5. Have you considered the effort involved in managing all the video from all the cameras if an incident should occur - without the ability to do this from one interface? (i.e. a VMS) Yes this is a factor and has been problematic. However I think cost and ease of installation outweigh this at the moment. Looking more for something a home owner can easily download or at the very least provide the SD card so video can be pulled and returned to them or have the City replace the SD card completely should the crime be serious enough.

Rick, thanks for asking, good first comment / discussion!

One discussion you might find helpful is this: Recommendations For a Neighborhood Camera System?

What you want definitely makes sense. There are some challenges getting there - primarily getting a low cost outdoor camera that is simple to setup recording. Most of the consumer cameras (like Dropcam / Nest Cam) are indoor only and also require monthly payments for recording.

On the positive side, there are 50+ outdoor, PoE IP cameras with on-board storage under $300 but they do require setting up the VMS / recording by oneself. That might be a list to start from.

In terms of FoV / coverage, I picked one of those cameras from the list as an example:

However, unless you use something like a Dropcam that has built-in cloud access, it could take some effort / frustration from the home user to setup.

Not a perfect solution any way you go, but there are some reasonable options.

Our attorneys have represented a number of cities across the US where (Public-Private Partnerships) 3P's where established for this very thing. Here is the biggest legal issue you face. My camera system on my house or business was used to falsely identify a vehicle, and subsequent arrest. I'm now "shoe-horned" into the false arrest lawsuit. My camera protection my property isn't subject to this type of challenge. We have the legal work needed to create a 3P, the MLU's between the HOA's, 3P's, and local authorities, but you'll never get the price down to $300.

John, Thanks for the links. Your conclusion is basically what I had come to believe, I was just hoping there was a work around the experts were aware of. Esentially I think there are plenty of cameras that could work in the application, I just really need one that has an integrated and simple backend like all the latest interior cameras like Dropcam, Smartcam, etc.

So if there are any manufacturers out there that want to collaborate on a solution.... I'm pretty sure they would get plenty of attention in the market.

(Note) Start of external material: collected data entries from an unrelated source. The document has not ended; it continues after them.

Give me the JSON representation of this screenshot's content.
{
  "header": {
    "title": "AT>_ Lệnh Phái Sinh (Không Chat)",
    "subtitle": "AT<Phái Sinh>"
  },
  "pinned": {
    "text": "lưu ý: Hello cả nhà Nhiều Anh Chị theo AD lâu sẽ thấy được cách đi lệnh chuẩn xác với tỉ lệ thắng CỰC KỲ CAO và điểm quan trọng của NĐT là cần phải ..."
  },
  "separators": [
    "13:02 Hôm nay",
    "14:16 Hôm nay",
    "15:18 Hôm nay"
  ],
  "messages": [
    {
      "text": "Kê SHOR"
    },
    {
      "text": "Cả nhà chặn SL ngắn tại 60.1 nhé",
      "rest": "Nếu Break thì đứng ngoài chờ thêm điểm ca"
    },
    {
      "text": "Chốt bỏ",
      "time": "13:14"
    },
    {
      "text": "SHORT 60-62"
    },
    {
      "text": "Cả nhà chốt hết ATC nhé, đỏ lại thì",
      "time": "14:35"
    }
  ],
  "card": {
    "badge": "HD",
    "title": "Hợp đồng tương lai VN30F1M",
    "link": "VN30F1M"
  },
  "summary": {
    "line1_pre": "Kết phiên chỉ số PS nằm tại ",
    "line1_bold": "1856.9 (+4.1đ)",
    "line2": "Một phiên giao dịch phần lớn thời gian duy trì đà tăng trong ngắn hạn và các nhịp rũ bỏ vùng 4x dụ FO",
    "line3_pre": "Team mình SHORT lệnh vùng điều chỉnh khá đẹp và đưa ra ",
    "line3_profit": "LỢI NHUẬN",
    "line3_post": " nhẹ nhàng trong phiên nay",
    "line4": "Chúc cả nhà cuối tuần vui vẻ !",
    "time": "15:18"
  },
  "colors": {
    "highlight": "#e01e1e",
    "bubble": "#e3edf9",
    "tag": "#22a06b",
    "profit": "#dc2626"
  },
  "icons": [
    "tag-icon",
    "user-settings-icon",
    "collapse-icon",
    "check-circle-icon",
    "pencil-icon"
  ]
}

Andrew, I am aware of the public-private partnerships and I like the concept but in government work getting projects off the ground like that takes a considerable amount of time. Plus we have to fight all the "big brother" arguements from the ACLU etc. I need a solution that the average joe can buy and install and works. A solution that benedits the community they live in and if that video evidence is captured and needed by the police then they have the ability to provide that to us on their own terms. It keeps it clean and simple and empowers our citizens to work together to protect thier come and their community, which have have seen first hand.

Rick, Sooner rather than later this will become a solved problem. None of this is rocket science to put together, it just takes someone to do it.

One upcoming product that has potential to solve this is Panasonic's Nubo which combines pretty much everything you are looking fo, though it is not scheduled for US release to early 2016.